Les « 10 préceptes de la veganista »

Si le Paris Vegan Day 2013 (voir Paris Vegan Day ou Paris Végétalien Day ?) n’a eu absolument aucun impact dans une société française en crise, l’opération « bobo » de ses promoteurs a été quant à elle parfaitement réussie.

C’est pas moins que « Madame Figaro », revue de droite de la bourgeoisie aisée, conservatrice mais branchée, qui dans son numéro d’hier a célébré le « véganisme », dans un article écrit par pas moins que la « grande » journaliste de mode Alice d’Orgeval.

« Véganisme » entre guillemets parce que, on l’aura compris, il s’agit d’un truc branché de bourgeois bohème, une sorte de petit « plus » féminin pour faire « au courant », sans qu’il n’y ait aucun engagement en rupture avec la société.

La caricature suivante annonce clairement la couleur…

Et le titre est là pour rassurer: le « véganisme », c’est juste un « trend », un truc branché, que l’on peut utiliser comme on veut.

Ce qui a été d’ailleurs le discours du journaliste Aymeric Caron lors de la Paris Vegan Day, où devant un parterre très largement composé de femmes, ce végétarien a expliqué (comme il l’a fait dans son ouvrage « No steak ») qu’il ne fallait pas braquer les gens, pas établir de position morale stricte, que de toutes manières tout le monde cessera spontanément dans le futur de manger des animaux, parce que c’était inévitable, etc. etc.

Bien entendu, ce n’est pas le véganisme par en bas qui est mis en avant, mais les gens « rich and veggie » célèbres, et d’ailleurs bien souvent même pas végans du tout. Faisons comme les riches branchés pour être soi-même branchés si on est riche, et hipster si on veut être « frais » tout de même si on est pauvre…
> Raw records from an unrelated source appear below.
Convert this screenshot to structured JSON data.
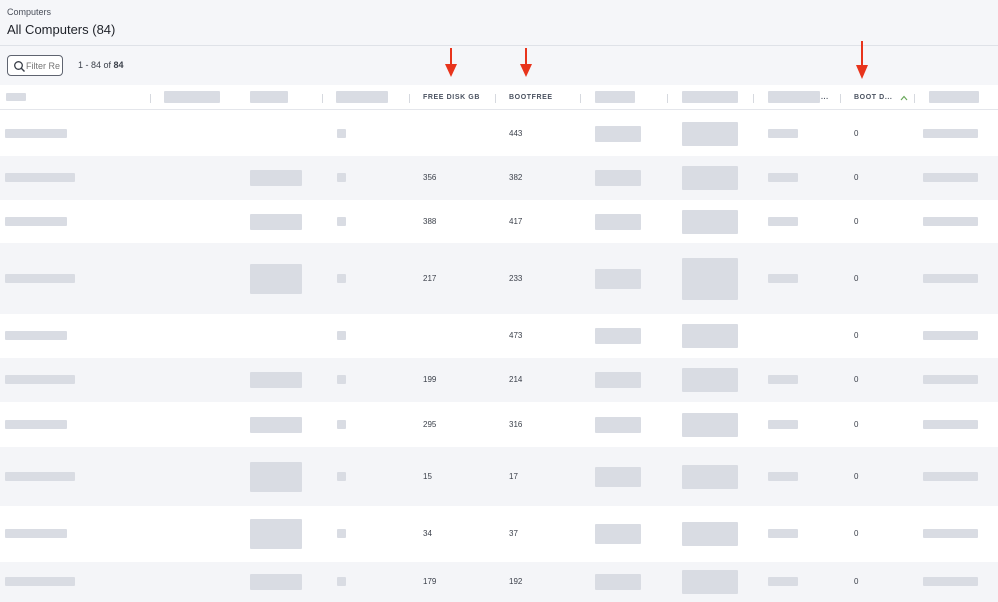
{
  "header": {
    "breadcrumb": "Computers",
    "title": "All Computers (84)"
  },
  "toolbar": {
    "filter_placeholder": "Filter Re",
    "count_prefix": "1 - 84 of ",
    "count_total": "84"
  },
  "columns": {
    "free_disk": "FREE DISK GB",
    "bootfree": "BOOTFREE",
    "boot_d": "BOOT D...",
    "truncated": "..."
  },
  "rows": [
    {
      "free_disk": "",
      "bootfree": "443",
      "boot_d": "0"
    },
    {
      "free_disk": "356",
      "bootfree": "382",
      "boot_d": "0"
    },
    {
      "free_disk": "388",
      "bootfree": "417",
      "boot_d": "0"
    },
    {
      "free_disk": "217",
      "bootfree": "233",
      "boot_d": "0"
    },
    {
      "free_disk": "",
      "bootfree": "473",
      "boot_d": "0"
    },
    {
      "free_disk": "199",
      "bootfree": "214",
      "boot_d": "0"
    },
    {
      "free_disk": "295",
      "bootfree": "316",
      "boot_d": "0"
    },
    {
      "free_disk": "15",
      "bootfree": "17",
      "boot_d": "0"
    },
    {
      "free_disk": "34",
      "bootfree": "37",
      "boot_d": "0"
    },
    {
      "free_disk": "179",
      "bootfree": "192",
      "boot_d": "0"
    }
  ],
  "colors": {
    "arrow": "#e8341c",
    "sort_accent": "#6aa85b",
    "alt_row": "#f4f5f8"
  },
  "icons": {
    "filter": "search-icon",
    "sort": "sort-ascending-icon",
    "annotation": "red-arrow-icon"
  }
}
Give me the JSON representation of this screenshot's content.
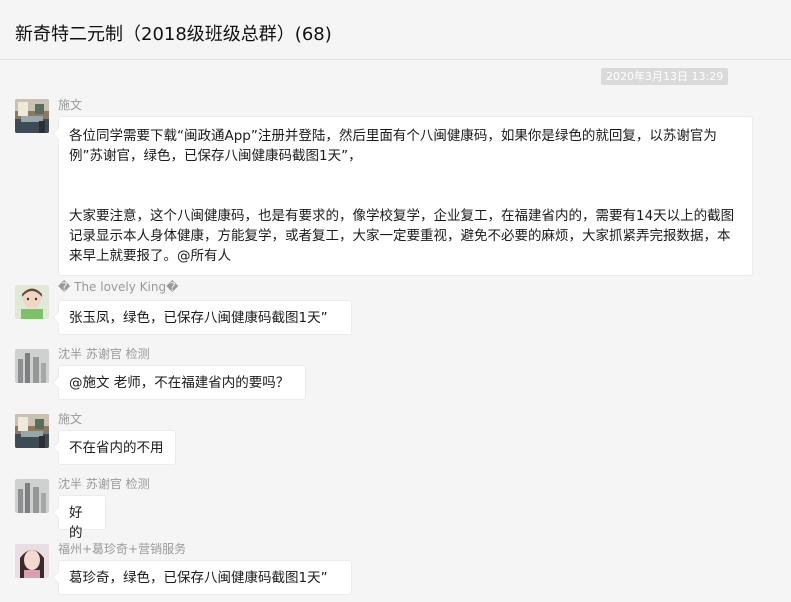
{
  "header": {
    "title": "新奇特二元制（2018级班级总群）(68)"
  },
  "timestamp": "2020年3月13日 13:29",
  "messages": [
    {
      "sender": "施文",
      "avatar": "room-avatar",
      "paragraphs": [
        "各位同学需要下载“闽政通App”注册并登陆，然后里面有个八闽健康码，如果你是绿色的就回复，以苏谢官为例”苏谢官，绿色，已保存八闽健康码截图1天”，",
        "大家要注意，这个八闽健康码，也是有要求的，像学校复学，企业复工，在福建省内的，需要有14天以上的截图记录显示本人身体健康，方能复学，或者复工，大家一定要重视，避免不必要的麻烦，大家抓紧弄完报数据，本来早上就要报了。@所有人"
      ]
    },
    {
      "sender": "� The lovely King�",
      "avatar": "child-avatar",
      "text": "张玉凤，绿色，已保存八闽健康码截图1天”"
    },
    {
      "sender": "沈半 苏谢官 检测",
      "avatar": "city-avatar",
      "text": "@施文 老师，不在福建省内的要吗？"
    },
    {
      "sender": "施文",
      "avatar": "room-avatar",
      "text": "不在省内的不用"
    },
    {
      "sender": "沈半 苏谢官 检测",
      "avatar": "city-avatar",
      "text": "好的"
    },
    {
      "sender": "福州+葛珍奇+营销服务",
      "avatar": "girl-avatar",
      "text": "葛珍奇，绿色，已保存八闽健康码截图1天”"
    }
  ]
}
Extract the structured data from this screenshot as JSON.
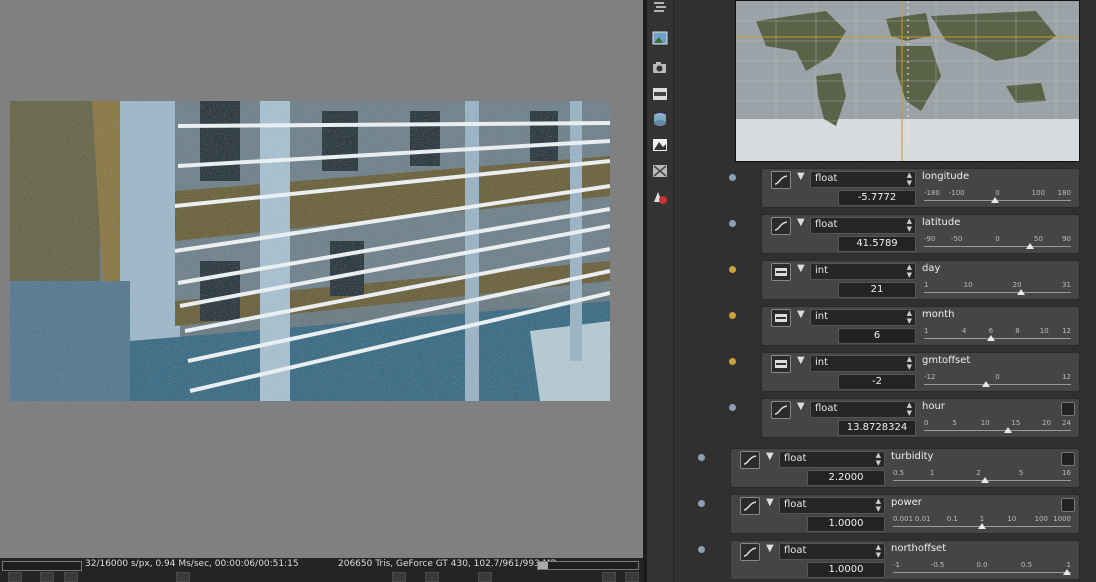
{
  "status": {
    "samples": "32/16000 s/px, 0.94 Ms/sec, 00:00:06/00:51:15",
    "gpu": "206650 Tris, GeForce GT 430, 102.7/961/993 MB"
  },
  "params": [
    {
      "id": "longitude",
      "type": "float",
      "value": "-5.7772",
      "ticks": [
        "-180",
        "-100",
        "0",
        "100",
        "180"
      ],
      "min": -180,
      "max": 180,
      "current": -5.7772,
      "kind": "float",
      "corner": false
    },
    {
      "id": "latitude",
      "type": "float",
      "value": "41.5789",
      "ticks": [
        "-90",
        "-50",
        "0",
        "50",
        "90"
      ],
      "min": -90,
      "max": 90,
      "current": 41.5789,
      "kind": "float",
      "corner": false
    },
    {
      "id": "day",
      "type": "int",
      "value": "21",
      "ticks": [
        "1",
        "10",
        "20",
        "31"
      ],
      "min": 1,
      "max": 31,
      "current": 21,
      "kind": "int",
      "corner": false
    },
    {
      "id": "month",
      "type": "int",
      "value": "6",
      "ticks": [
        "1",
        "4",
        "6",
        "8",
        "10",
        "12"
      ],
      "min": 1,
      "max": 12,
      "current": 6,
      "kind": "int",
      "corner": false
    },
    {
      "id": "gmtoffset",
      "type": "int",
      "value": "-2",
      "ticks": [
        "-12",
        "0",
        "12"
      ],
      "min": -12,
      "max": 12,
      "current": -2,
      "kind": "int",
      "corner": false
    },
    {
      "id": "hour",
      "type": "float",
      "value": "13.8728324",
      "ticks": [
        "0",
        "5",
        "10",
        "15",
        "20",
        "24"
      ],
      "min": 0,
      "max": 24,
      "current": 13.8728324,
      "kind": "float",
      "corner": true
    },
    {
      "id": "turbidity",
      "type": "float",
      "value": "2.2000",
      "ticks": [
        "0.5",
        "1",
        "2",
        "5",
        "16"
      ],
      "tickFrac": [
        0,
        0.22,
        0.48,
        0.72,
        1
      ],
      "currentFrac": 0.52,
      "kind": "float",
      "corner": true
    },
    {
      "id": "power",
      "type": "float",
      "value": "1.0000",
      "ticks": [
        "0.001",
        "0.01",
        "0.1",
        "1",
        "10",
        "100",
        "1000"
      ],
      "tickFrac": [
        0,
        0.167,
        0.333,
        0.5,
        0.667,
        0.833,
        1
      ],
      "currentFrac": 0.5,
      "kind": "float",
      "corner": true
    },
    {
      "id": "northoffset",
      "type": "float",
      "value": "1.0000",
      "ticks": [
        "-1",
        "-0.5",
        "0.0",
        "0.5",
        "1"
      ],
      "min": -1,
      "max": 1,
      "current": 1,
      "kind": "float",
      "corner": false
    }
  ],
  "tools": [
    "layers-icon",
    "image-icon",
    "camera-icon",
    "film-icon",
    "object-icon",
    "landscape-icon",
    "texture-icon",
    "material-icon"
  ]
}
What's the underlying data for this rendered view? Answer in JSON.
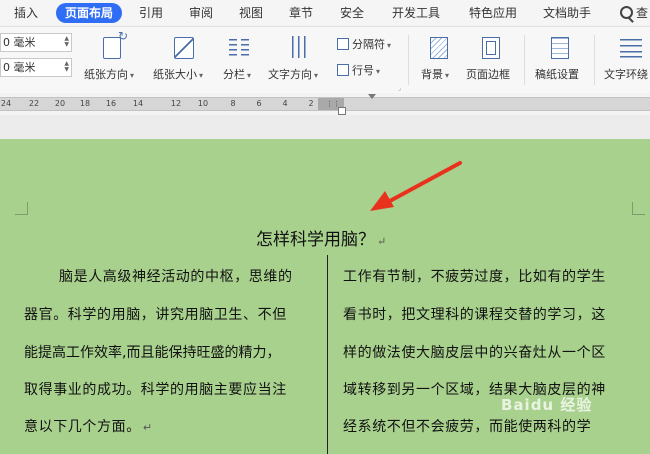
{
  "menu": {
    "tabs": [
      "插入",
      "页面布局",
      "引用",
      "审阅",
      "视图",
      "章节",
      "安全",
      "开发工具",
      "特色应用",
      "文档助手"
    ],
    "active_tab": "页面布局",
    "search_label": "查"
  },
  "ribbon": {
    "margin_top": "0 毫米",
    "margin_bottom": "0 毫米",
    "orientation": "纸张方向",
    "size": "纸张大小",
    "columns": "分栏",
    "text_direction": "文字方向",
    "separator": "分隔符",
    "line_numbers": "行号",
    "background": "背景",
    "page_border": "页面边框",
    "grid_paper": "稿纸设置",
    "text_wrap": "文字环绕"
  },
  "ruler": {
    "ticks": [
      "24",
      "22",
      "20",
      "18",
      "16",
      "14",
      "12",
      "10",
      "8",
      "6",
      "4",
      "2"
    ]
  },
  "document": {
    "title": "怎样科学用脑？",
    "left_column": [
      "脑是人高级神经活动的中枢，思维的",
      "器官。科学的用脑，讲究用脑卫生、不但",
      "能提高工作效率,而且能保持旺盛的精力，",
      "取得事业的成功。科学的用脑主要应当注",
      "意以下几个方面。"
    ],
    "right_column": [
      "工作有节制，不疲劳过度，比如有的学生",
      "看书时，把文理科的课程交替的学习，这",
      "样的做法使大脑皮层中的兴奋灶从一个区",
      "域转移到另一个区域，结果大脑皮层的神",
      "经系统不但不会疲劳，而能使两科的学"
    ],
    "paragraph_mark": "↵",
    "arrow_color": "#e8321e",
    "page_color": "#a9d18e"
  },
  "watermark": "Baidu 经验"
}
Les animaux dans tout cela? Ils ne comptent pas, ce qui compte c’est le « trend », et d’ailleurs le « flexitarisme » n’est jamais loin…

Et évidemment on a l’américaine responsable du Paris Vegan Day qui vient développer son discours, que l’on peut résumer en: « un pseudo véganisme par les riches pour les riches. »

Et afin de fournir un manuel pour « branchés », il y a même les « 10 préceptes de la veganista », allusion au mot « fashionista. »

Combien de temps un tel pseudo véganisme pourra-t-il tenir? Pas bien longtemps, le temps d’une mode. Le temps que ces grands bourgeois s’amusent à être branchés et « hip » aux dépens d’une cause morale qui demande abnégation et engagement. Le temps qu’ils discréditent le véganisme, en servant d’agent de l’exploitation animale au sein du mouvement pour les animaux.

Sans doute fallait-il en passer par là, par cette étape où la cause tente d’être récupérée. Mais en attendant que ces gens abandonnent vite fait les « contraintes » et suivent une nouvelle mode, c’est littéralement à vomir!